I never really got ginger. Growing up, I solely thought of ginger in two forms: crystallised, which I lumped in the same category as cubed, candied citrus peel and other things that a young girl simply doesn’t want to find in her baked goods; and the kind covered in dark chocolate. My mum loved this stuff. I could buy that for her to accompany any gift, and know that she would enjoy it, but also that no one else in the house would sneakily reach into that box. It was strictly her thing. I mean, chocolate covered ginger. Really?! Why would I want something that’s strangely firm and stringy and spicy getting all up in my chocolate?

But soon, like olives and avocados (how did I live without these two things in my life?!), ginger and I became the best of friends. I adore gingerbread. I love freshly grated ginger in just about anything. But more than anything else, I love ginger in cake-form—a wintery ginger pudding, or a fluffy ginger cupcake smothered in cream cheese, or a dense and sticky ginger cake.

This cake gets its richness and spiciness from both cardamom and ginger, and a combination of pomegranate molasses (hello, love) and treacle, but the baking soda and buttermilk make it surprisingly light. It’s created in just one bowl, so quickly and easily. And it will fill your house with such a wonderful, warm aroma. I could go on, although I doubt I need to.

Recipe from Autumn issue of Donna Hay
1 cup buttermilk
2 eggs
1 1/3 cups dark brown sugar
1 tbsp pomegranate molasses
100 gms butter, melted
1 tsp ground ginger
¼ tsp ground cardamom
3 cups plain flour
1 tsp baking soda (bicarbonate of soda)
3 pomegranates
¼ cup caster sugar

Heavy cream, to serve.

Preheat oven to 160C. Lightly grease a 24cm round cake tin and line with non-stick baking paper.

Place the buttermilk, eggs, sugar, molasses, treacle and butter in a bowl and whisk to combine. Add the ginger, cardamom, flour and baking soda and again, whisk to combine. Pour the wonderfully dark mixture into the prepared tin, and bake for about an hour, or until a skewer inserted into the middle of the cake comes out clean.

While the cake is cooking, prepare your pomegranates. I find the easiest way is to roll the pomegranates on a hard surface (your bench-top, conveniently!) before cutting them. This is supposed to slightly loosen the seeds from the membrane, making it easier to get them free—this makes a very satisfying crackling sound as the seeds get squashed out of their neat little pockets. Cut each pomegranate in half, hold one half over a bowl (placed in your kitchen sink, if possible), with the cut-side facing down, and bang the back of a pomegranate with a wooden spoon. If you don’t mind getting your hands a little messy and stained, pulling apart the membrane further helps trapped seeds find their way out. Trial and error, I suppose.

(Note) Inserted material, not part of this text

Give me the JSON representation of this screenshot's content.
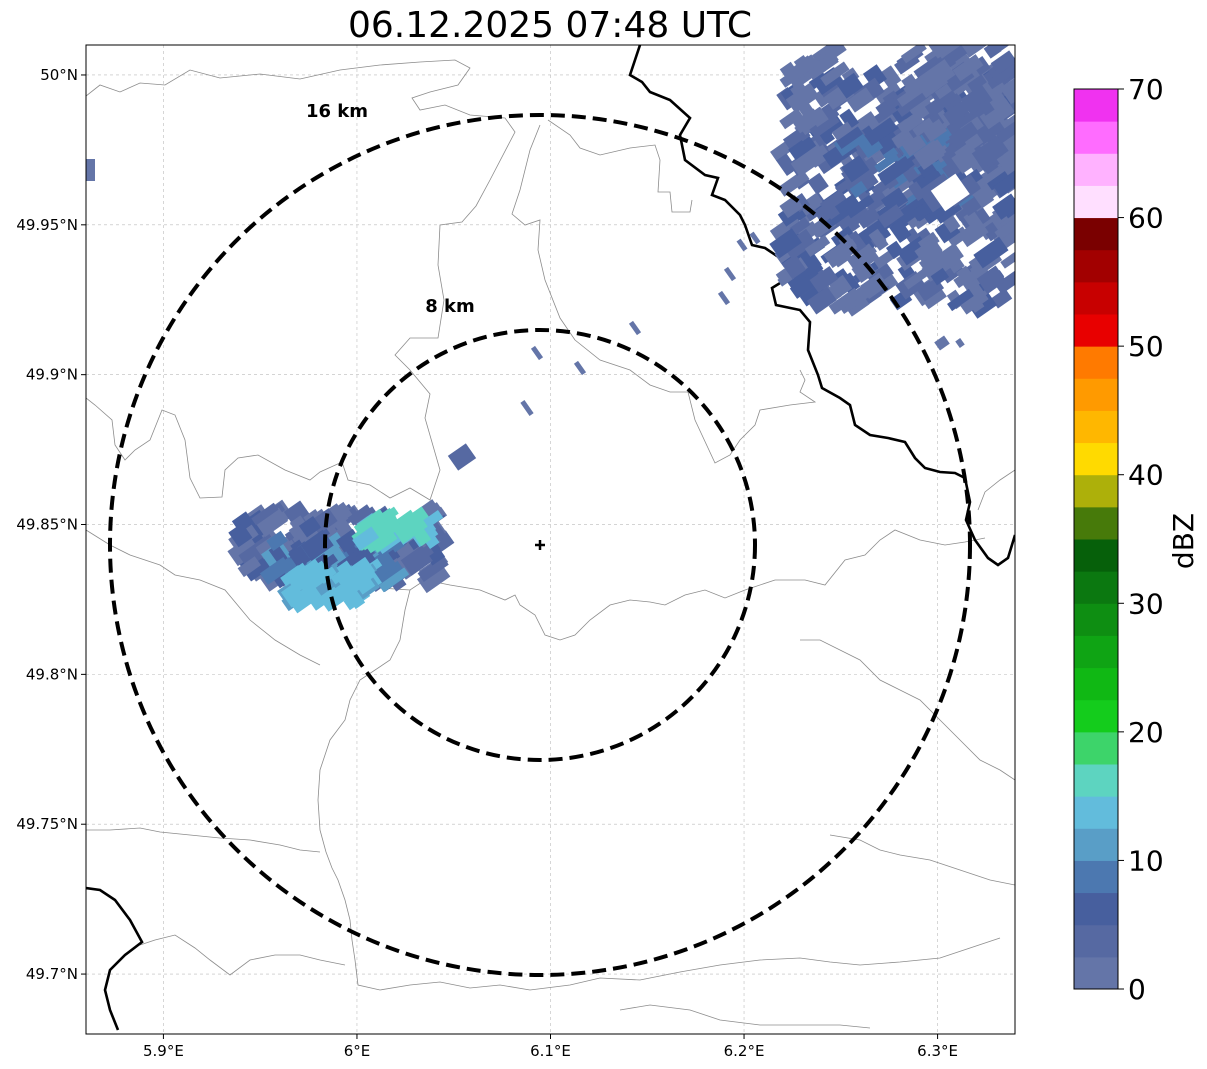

When you’re done, and suitably cleaned up, strain the seeds and reserve the juice. Add the caster sugar to this juice, and mix until dissolved.

When the cake is cooked, pour the pomegranate-sugar mixture over the warm cake while it’s still in the tin, then allowing it to cool completely. Remove it from the tin and sprinkle with the pomegranate seeds. It’s even more heavenly served with a nice heavy cream.

You need to get on this cake, and quickly. The pomegranate season here is over in a flash. These days, you can but the aril separately, but where’s the fun in that? Because this cake is so quick and easy, banging on a pomegranate and getting a bit messy is no trouble at all.

Recommended baking soundtrack: The Glove – Mr Alphabet Says, on repeat.